« Enfin comme toujours : on commence avec une idée et on finit avec une peinture. » D.Schlier
Inclassable, c’est probablement le terme qui vient à l’esprit lorsqu’on est devant un tableau de Daniel Schlier. Depuis la fin des années 80, Daniel Schlier développe un travail de peinture dont l’originalité vient de l’étrangeté de ses sujets construits à partir de multiples références, qu’elles relèvent de la peinture ancienne, moderne, de la photographie ou encore d’images de notre quotidien.
Pour sa 3e exposition à la galerie intitulée « Europa, Europa », Daniel Schlier s’est inspiré du rapt d’Europe, fille d’Agénor, roi de Tyr.

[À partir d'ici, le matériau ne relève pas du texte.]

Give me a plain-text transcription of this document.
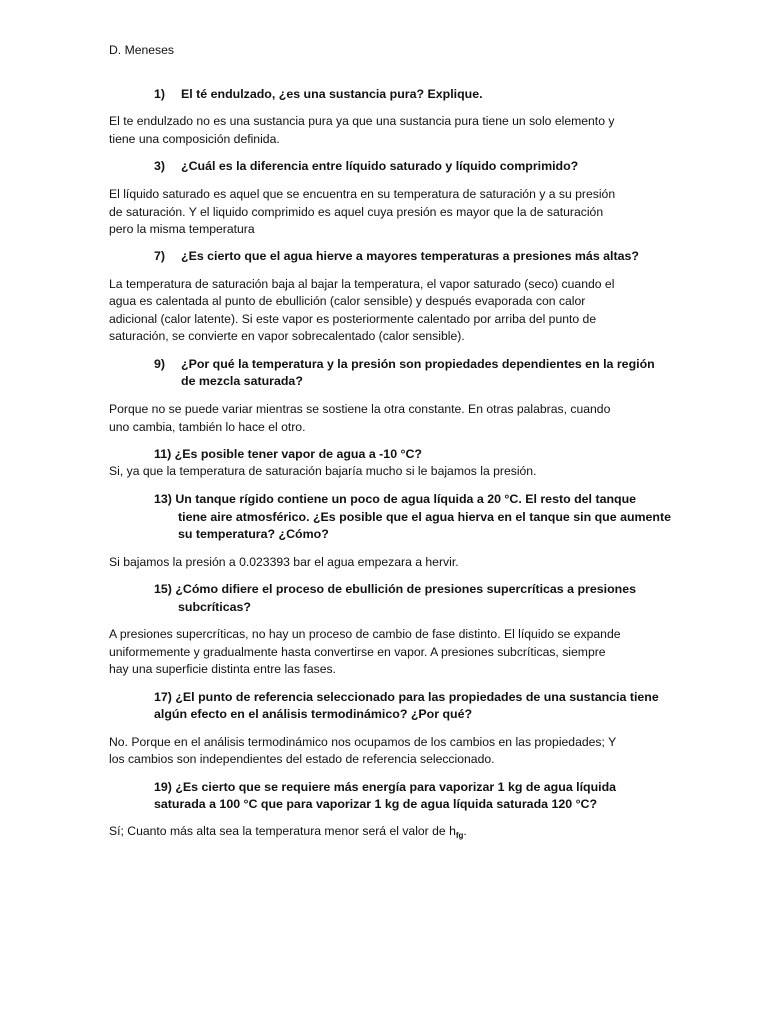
D. Meneses
1) El té endulzado, ¿es una sustancia pura? Explique.
El te endulzado no es una sustancia pura ya que una sustancia pura tiene un solo elemento y
tiene una composición definida.
3) ¿Cuál es la diferencia entre líquido saturado y líquido comprimido?
El líquido saturado es aquel que se encuentra en su temperatura de saturación y a su presión
de saturación. Y el liquido comprimido es aquel cuya presión es mayor que la de saturación
pero la misma temperatura
7) ¿Es cierto que el agua hierve a mayores temperaturas a presiones más altas?
La temperatura de saturación baja al bajar la temperatura, el vapor saturado (seco) cuando el
agua es calentada al punto de ebullición (calor sensible) y después evaporada con calor
adicional (calor latente). Si este vapor es posteriormente calentado por arriba del punto de
saturación, se convierte en vapor sobrecalentado (calor sensible).
9) ¿Por qué la temperatura y la presión son propiedades dependientes en la región
de mezcla saturada?
Porque no se puede variar mientras se sostiene la otra constante. En otras palabras, cuando
uno cambia, también lo hace el otro.
11) ¿Es posible tener vapor de agua a -10 °C?
Si, ya que la temperatura de saturación bajaría mucho si le bajamos la presión.
13) Un tanque rígido contiene un poco de agua líquida a 20 °C. El resto del tanque
tiene aire atmosférico. ¿Es posible que el agua hierva en el tanque sin que aumente
su temperatura? ¿Cómo?
Si bajamos la presión a 0.023393 bar el agua empezara a hervir.
15) ¿Cómo difiere el proceso de ebullición de presiones supercríticas a presiones
subcríticas?
A presiones supercríticas, no hay un proceso de cambio de fase distinto. El líquido se expande
uniformemente y gradualmente hasta convertirse en vapor. A presiones subcríticas, siempre
hay una superficie distinta entre las fases.
17) ¿El punto de referencia seleccionado para las propiedades de una sustancia tiene
algún efecto en el análisis termodinámico? ¿Por qué?
No. Porque en el análisis termodinámico nos ocupamos de los cambios en las propiedades; Y
los cambios son independientes del estado de referencia seleccionado.
19) ¿Es cierto que se requiere más energía para vaporizar 1 kg de agua líquida
saturada a 100 °C que para vaporizar 1 kg de agua líquida saturada 120 °C?
Sí; Cuanto más alta sea la temperatura menor será el valor de $h_{fg}$.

Sous l’aspect d’un taureau blanc, Zeus « fendant les flots azurés, emporte sa proie sur le vaste océan ».
Le titre de l’exposition sonne comme une incantation car l’Europe est née dans le rêve d’une jeune femme qui voit s’approcher un taureau dont « le front n’a rien de menaçant » et qui va la conduire vers sa destinée.
Sa nouvelle série de tableaux interpelle notre regard et notre imagination. Nous sommes loin du sujet mythologique qui a inspiré Ovide dans les Métamorphoses et si souvent représenté dans la peinture classique. Ici, le poème n’est qu’un prétexte qui sert de point de départ à une histoire qui nous reste, en tant que regardeur, à inventer et à construire. Certes le taureau apparaît dans la représentation, avec ou sans cornes. Parfois il se dédouble. Mais quel sens donner à cette armure de chevalier démantibulée, qui cache derrière son heaume un œil humain ?
À l’évidence les codes sont brouillés tellement l’incohérence de la scène saute aux yeux.
L’artiste se complait à troubler notre regard jusque dans la technique utilisée. Il cultive le goût du détail et du savoir faire. Pourquoi faire cohabiter un traitement lisse au réalisme quasi photographique avec des parties plus empâtées, des fonds travaillés comme des enduits aux couleurs acidulées jusqu’à nous imposer la présence de vrais cheveux et de poussières collés sur la toile ? Est-ce le résultat d’hallucinations, d’accidents ou au contraire celui d’un travail mûrement réfléchi et nourri par des images alchimiques ?
Daniel Schlier renoue avec une tradition de la représentation où toute tentative de narration et de compréhension est vouée à l’échec. Sa peinture est celle de la confrontation des styles et des techniques, de la déstabilisation et de l’égarement. Sa peinture doit être placée sous le signe de cette « rencontre fortuite » mallarméenne.